Он повернулся и пошел по длинному центральному коридору. Теперь моя очередь была следовать, хотя я соблюдала дистанцию больше, чем они с Нортоном. И я не могла не заметить, как ловко сидят брюки на Рамиресе. Я покачала головой. Дело в его заигрываниях или я просто устала от двух мужчин, что у меня есть? Было бы приятно завести что-то не такое сложное, но в глубине души я понимала, что такой выбор мне уже не светит. Вот я и любовалась спиной шагавшего передо мной по коридору детектива Рамиреса и знала, что это ничего не значит. Разве что поубавилось бы их уважение ко мне, начни я крутить с одним из них. У меня не стало бы даже нынешнего еле заметного авторитета — я оказалась бы просто чьей-то подружкой. Анита Блейк, истребитель вампиров и эксперт по противоестественным явлениям, — это все-таки нечто. Подружка детектива Рамиреса — это полный ноль.
Эдуард направился куда и мы, но очутился далеко позади, почти у входа, когда мы уже выходили из коридора. Это он нам давал уединиться? Он что, считал флирт с детективом удачной мыслью или думал, что любой человек все-таки лучше, чем монстр, как бы этот монстр ни был мил? У Эдуарда если и были предрассудки, то только насчет монстров.
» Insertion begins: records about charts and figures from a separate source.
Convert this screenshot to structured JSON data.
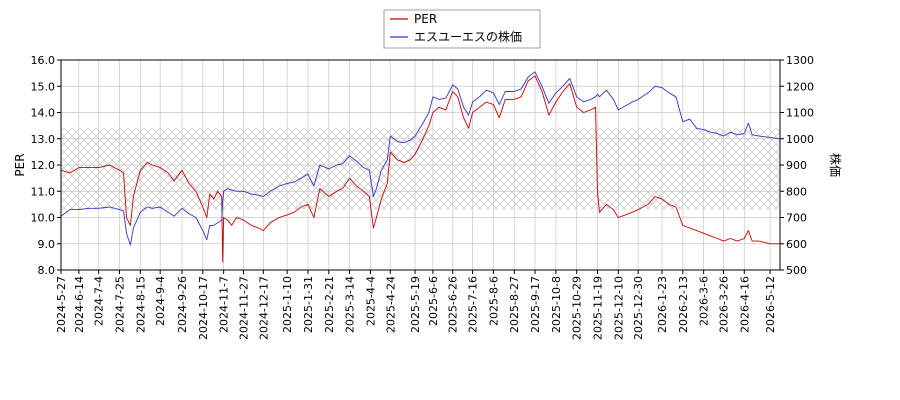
{
  "chart_data": {
    "type": "line",
    "legend": {
      "placement": "top-center",
      "entries": [
        "PER",
        "エスユーエスの株価"
      ]
    },
    "ylabel_left": "PER",
    "ylabel_right": "株価",
    "ylim_left": [
      8.0,
      16.0
    ],
    "ylim_right": [
      500,
      1300
    ],
    "yticks_left": [
      "8.0",
      "9.0",
      "10.0",
      "11.0",
      "12.0",
      "13.0",
      "14.0",
      "15.0",
      "16.0"
    ],
    "yticks_right": [
      "500",
      "600",
      "700",
      "800",
      "900",
      "1000",
      "1100",
      "1200",
      "1300"
    ],
    "xlim": [
      "2024-05-27",
      "2026-05-22"
    ],
    "xticks": [
      "2024-5-27",
      "2024-6-14",
      "2024-7-4",
      "2024-7-25",
      "2024-8-15",
      "2024-9-4",
      "2024-9-26",
      "2024-10-17",
      "2024-11-7",
      "2024-11-27",
      "2024-12-17",
      "2025-1-10",
      "2025-1-31",
      "2025-2-21",
      "2025-3-14",
      "2025-4-4",
      "2025-4-24",
      "2025-5-19",
      "2025-6-6",
      "2025-6-26",
      "2025-7-16",
      "2025-8-6",
      "2025-8-27",
      "2025-9-17",
      "2025-10-8",
      "2025-10-29",
      "2025-11-19",
      "2025-12-10",
      "2025-12-30",
      "2026-1-23",
      "2026-2-13",
      "2026-3-6",
      "2026-3-26",
      "2026-4-16",
      "2026-5-12"
    ],
    "grid": true,
    "shaded_band_right_axis": [
      730,
      1040
    ],
    "colors": {
      "per": "#cc0000",
      "price": "#3333cc",
      "grid": "#c8c8c8",
      "hatch": "#b8b8b8"
    },
    "series": [
      {
        "name": "PER",
        "axis": "left",
        "points": [
          [
            "2024-05-27",
            11.8
          ],
          [
            "2024-06-05",
            11.7
          ],
          [
            "2024-06-14",
            11.9
          ],
          [
            "2024-06-24",
            11.9
          ],
          [
            "2024-07-04",
            11.9
          ],
          [
            "2024-07-15",
            12.0
          ],
          [
            "2024-07-25",
            11.8
          ],
          [
            "2024-07-29",
            11.7
          ],
          [
            "2024-08-01",
            10.0
          ],
          [
            "2024-08-05",
            9.7
          ],
          [
            "2024-08-08",
            10.8
          ],
          [
            "2024-08-15",
            11.8
          ],
          [
            "2024-08-22",
            12.1
          ],
          [
            "2024-08-27",
            12.0
          ],
          [
            "2024-09-04",
            11.9
          ],
          [
            "2024-09-12",
            11.7
          ],
          [
            "2024-09-18",
            11.4
          ],
          [
            "2024-09-26",
            11.8
          ],
          [
            "2024-10-03",
            11.3
          ],
          [
            "2024-10-10",
            11.0
          ],
          [
            "2024-10-17",
            10.4
          ],
          [
            "2024-10-21",
            10.0
          ],
          [
            "2024-10-24",
            10.9
          ],
          [
            "2024-10-28",
            10.7
          ],
          [
            "2024-11-01",
            11.0
          ],
          [
            "2024-11-05",
            10.8
          ],
          [
            "2024-11-06",
            8.3
          ],
          [
            "2024-11-07",
            10.0
          ],
          [
            "2024-11-11",
            9.9
          ],
          [
            "2024-11-15",
            9.7
          ],
          [
            "2024-11-20",
            10.0
          ],
          [
            "2024-11-27",
            9.9
          ],
          [
            "2024-12-05",
            9.7
          ],
          [
            "2024-12-12",
            9.6
          ],
          [
            "2024-12-17",
            9.5
          ],
          [
            "2024-12-24",
            9.8
          ],
          [
            "2025-01-02",
            10.0
          ],
          [
            "2025-01-10",
            10.1
          ],
          [
            "2025-01-17",
            10.2
          ],
          [
            "2025-01-24",
            10.4
          ],
          [
            "2025-01-31",
            10.5
          ],
          [
            "2025-02-06",
            10.0
          ],
          [
            "2025-02-12",
            11.1
          ],
          [
            "2025-02-21",
            10.8
          ],
          [
            "2025-03-01",
            11.0
          ],
          [
            "2025-03-07",
            11.1
          ],
          [
            "2025-03-14",
            11.5
          ],
          [
            "2025-03-21",
            11.2
          ],
          [
            "2025-03-28",
            11.0
          ],
          [
            "2025-04-03",
            10.8
          ],
          [
            "2025-04-07",
            9.6
          ],
          [
            "2025-04-10",
            10.0
          ],
          [
            "2025-04-15",
            10.7
          ],
          [
            "2025-04-21",
            11.3
          ],
          [
            "2025-04-24",
            12.5
          ],
          [
            "2025-05-01",
            12.2
          ],
          [
            "2025-05-08",
            12.1
          ],
          [
            "2025-05-14",
            12.2
          ],
          [
            "2025-05-19",
            12.4
          ],
          [
            "2025-05-27",
            13.0
          ],
          [
            "2025-06-02",
            13.5
          ],
          [
            "2025-06-06",
            14.0
          ],
          [
            "2025-06-12",
            14.2
          ],
          [
            "2025-06-19",
            14.1
          ],
          [
            "2025-06-26",
            14.8
          ],
          [
            "2025-07-01",
            14.6
          ],
          [
            "2025-07-07",
            13.8
          ],
          [
            "2025-07-12",
            13.4
          ],
          [
            "2025-07-16",
            14.0
          ],
          [
            "2025-07-23",
            14.2
          ],
          [
            "2025-07-30",
            14.4
          ],
          [
            "2025-08-06",
            14.3
          ],
          [
            "2025-08-12",
            13.8
          ],
          [
            "2025-08-18",
            14.5
          ],
          [
            "2025-08-27",
            14.5
          ],
          [
            "2025-09-03",
            14.6
          ],
          [
            "2025-09-10",
            15.2
          ],
          [
            "2025-09-17",
            15.4
          ],
          [
            "2025-09-24",
            14.8
          ],
          [
            "2025-10-01",
            13.9
          ],
          [
            "2025-10-08",
            14.4
          ],
          [
            "2025-10-15",
            14.8
          ],
          [
            "2025-10-22",
            15.1
          ],
          [
            "2025-10-29",
            14.2
          ],
          [
            "2025-11-05",
            14.0
          ],
          [
            "2025-11-12",
            14.1
          ],
          [
            "2025-11-17",
            14.2
          ],
          [
            "2025-11-19",
            11.0
          ],
          [
            "2025-11-21",
            10.2
          ],
          [
            "2025-11-28",
            10.5
          ],
          [
            "2025-12-05",
            10.3
          ],
          [
            "2025-12-10",
            10.0
          ],
          [
            "2025-12-17",
            10.1
          ],
          [
            "2025-12-24",
            10.2
          ],
          [
            "2025-12-30",
            10.3
          ],
          [
            "2026-01-09",
            10.5
          ],
          [
            "2026-01-16",
            10.8
          ],
          [
            "2026-01-23",
            10.7
          ],
          [
            "2026-01-30",
            10.5
          ],
          [
            "2026-02-06",
            10.4
          ],
          [
            "2026-02-13",
            9.7
          ],
          [
            "2026-02-20",
            9.6
          ],
          [
            "2026-02-27",
            9.5
          ],
          [
            "2026-03-06",
            9.4
          ],
          [
            "2026-03-13",
            9.3
          ],
          [
            "2026-03-20",
            9.2
          ],
          [
            "2026-03-26",
            9.1
          ],
          [
            "2026-04-02",
            9.2
          ],
          [
            "2026-04-09",
            9.1
          ],
          [
            "2026-04-16",
            9.2
          ],
          [
            "2026-04-20",
            9.5
          ],
          [
            "2026-04-24",
            9.1
          ],
          [
            "2026-05-01",
            9.1
          ],
          [
            "2026-05-12",
            9.0
          ],
          [
            "2026-05-22",
            9.0
          ]
        ]
      },
      {
        "name": "エスユーエスの株価",
        "axis": "right",
        "points": [
          [
            "2024-05-27",
            705
          ],
          [
            "2024-06-05",
            730
          ],
          [
            "2024-06-14",
            730
          ],
          [
            "2024-06-24",
            735
          ],
          [
            "2024-07-04",
            735
          ],
          [
            "2024-07-15",
            740
          ],
          [
            "2024-07-25",
            730
          ],
          [
            "2024-07-29",
            725
          ],
          [
            "2024-08-01",
            640
          ],
          [
            "2024-08-05",
            595
          ],
          [
            "2024-08-08",
            660
          ],
          [
            "2024-08-15",
            720
          ],
          [
            "2024-08-22",
            740
          ],
          [
            "2024-08-27",
            735
          ],
          [
            "2024-09-04",
            740
          ],
          [
            "2024-09-12",
            720
          ],
          [
            "2024-09-18",
            705
          ],
          [
            "2024-09-26",
            735
          ],
          [
            "2024-10-03",
            715
          ],
          [
            "2024-10-10",
            700
          ],
          [
            "2024-10-17",
            650
          ],
          [
            "2024-10-21",
            615
          ],
          [
            "2024-10-24",
            670
          ],
          [
            "2024-10-28",
            670
          ],
          [
            "2024-11-01",
            680
          ],
          [
            "2024-11-05",
            690
          ],
          [
            "2024-11-06",
            760
          ],
          [
            "2024-11-07",
            800
          ],
          [
            "2024-11-11",
            810
          ],
          [
            "2024-11-15",
            805
          ],
          [
            "2024-11-20",
            800
          ],
          [
            "2024-11-27",
            800
          ],
          [
            "2024-12-05",
            790
          ],
          [
            "2024-12-12",
            785
          ],
          [
            "2024-12-17",
            780
          ],
          [
            "2024-12-24",
            800
          ],
          [
            "2025-01-02",
            820
          ],
          [
            "2025-01-10",
            830
          ],
          [
            "2025-01-17",
            835
          ],
          [
            "2025-01-24",
            850
          ],
          [
            "2025-01-31",
            865
          ],
          [
            "2025-02-06",
            820
          ],
          [
            "2025-02-12",
            900
          ],
          [
            "2025-02-21",
            885
          ],
          [
            "2025-03-01",
            900
          ],
          [
            "2025-03-07",
            905
          ],
          [
            "2025-03-14",
            935
          ],
          [
            "2025-03-21",
            915
          ],
          [
            "2025-03-28",
            890
          ],
          [
            "2025-04-03",
            880
          ],
          [
            "2025-04-07",
            780
          ],
          [
            "2025-04-10",
            810
          ],
          [
            "2025-04-15",
            880
          ],
          [
            "2025-04-21",
            920
          ],
          [
            "2025-04-24",
            1010
          ],
          [
            "2025-05-01",
            990
          ],
          [
            "2025-05-08",
            985
          ],
          [
            "2025-05-14",
            995
          ],
          [
            "2025-05-19",
            1010
          ],
          [
            "2025-05-27",
            1060
          ],
          [
            "2025-06-02",
            1100
          ],
          [
            "2025-06-06",
            1160
          ],
          [
            "2025-06-12",
            1150
          ],
          [
            "2025-06-19",
            1155
          ],
          [
            "2025-06-26",
            1205
          ],
          [
            "2025-07-01",
            1190
          ],
          [
            "2025-07-07",
            1120
          ],
          [
            "2025-07-12",
            1090
          ],
          [
            "2025-07-16",
            1140
          ],
          [
            "2025-07-23",
            1160
          ],
          [
            "2025-07-30",
            1185
          ],
          [
            "2025-08-06",
            1175
          ],
          [
            "2025-08-12",
            1130
          ],
          [
            "2025-08-18",
            1180
          ],
          [
            "2025-08-27",
            1180
          ],
          [
            "2025-09-03",
            1190
          ],
          [
            "2025-09-10",
            1235
          ],
          [
            "2025-09-17",
            1255
          ],
          [
            "2025-09-24",
            1200
          ],
          [
            "2025-10-01",
            1135
          ],
          [
            "2025-10-08",
            1175
          ],
          [
            "2025-10-15",
            1200
          ],
          [
            "2025-10-22",
            1230
          ],
          [
            "2025-10-29",
            1160
          ],
          [
            "2025-11-05",
            1140
          ],
          [
            "2025-11-12",
            1150
          ],
          [
            "2025-11-17",
            1160
          ],
          [
            "2025-11-19",
            1170
          ],
          [
            "2025-11-21",
            1160
          ],
          [
            "2025-11-28",
            1185
          ],
          [
            "2025-12-05",
            1150
          ],
          [
            "2025-12-10",
            1110
          ],
          [
            "2025-12-17",
            1125
          ],
          [
            "2025-12-24",
            1140
          ],
          [
            "2025-12-30",
            1150
          ],
          [
            "2026-01-09",
            1175
          ],
          [
            "2026-01-16",
            1200
          ],
          [
            "2026-01-23",
            1195
          ],
          [
            "2026-01-30",
            1175
          ],
          [
            "2026-02-06",
            1160
          ],
          [
            "2026-02-13",
            1065
          ],
          [
            "2026-02-20",
            1075
          ],
          [
            "2026-02-27",
            1040
          ],
          [
            "2026-03-06",
            1035
          ],
          [
            "2026-03-13",
            1025
          ],
          [
            "2026-03-20",
            1020
          ],
          [
            "2026-03-26",
            1010
          ],
          [
            "2026-04-02",
            1025
          ],
          [
            "2026-04-09",
            1015
          ],
          [
            "2026-04-16",
            1020
          ],
          [
            "2026-04-20",
            1060
          ],
          [
            "2026-04-24",
            1015
          ],
          [
            "2026-05-01",
            1010
          ],
          [
            "2026-05-12",
            1005
          ],
          [
            "2026-05-22",
            1000
          ]
        ]
      }
    ]
  }
}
Рамирес остановился у конца коридора, все еще улыбаясь мне, как будто мы были на экскурсии в каком-то другом доме и с другой целью. Выражение его лица не соответствовало тому, чем мы должны были заняться. Он показал на двери по обе стороны коридора:
— Индейские предметы налево, кровища направо.
— Кровища? — переспросила я.
Он кивнул все с тем же приветливым лицом, и я придвинулась к нему. Пристально поглядев в эти темно-карие глаза, я поняла, что улыбка у него — полицейская пустая маска. Она была веселой, но глаза непроницаемые, почище, чем у любого из виденных мной копов. Улыбающаяся пустота, но все же пустота. Раньше я такого не видела. Чем-то это меня тревожило.
— Кровища, — повторила я.
Улыбка осталась на месте, но уверенности в глазах стало меньше.
— Анита, со мной не надо изображать железную женщину.
— А она не изображает, — сказал подошедший наконец Эдуард.
Рамирес бросил на него беглый взгляд, потом снова уставился на меня.
— В ваших устах это серьезный комплимент, Форрестер.
Знал бы ты только, подумала я.
— Послушайте, детектив, я только что из больницы. Что бы ни было за этой дверью, хуже, чем там, оно не будет.
— Откуда вы знаете? — спросил он.
Я улыбнулась:
— Потому что даже при включенном кондиционере запах был бы похлеще.
Сверкнула яркая и, как мне подумалось, непритворная улыбка.
— Очень практично, — сказал он. — Должен был догадаться, что вы очень практичны.
— Почему? — нахмурилась я.
Он показал на свое лицо:
— Косметики нет.
— А может, мне просто плевать, как я выгляжу.
Он кивнул:
— И это тоже.
Он потянулся к двери, но я его опередила. Рамирес приподнял брови, но отступил на шаг и дал мне открыть дверь: дескать, я могу войти первой, — и ладно, так даже честно. Эдуард и Рамирес это зрелище уже видели. А у меня билет еще не был прокомпостирован.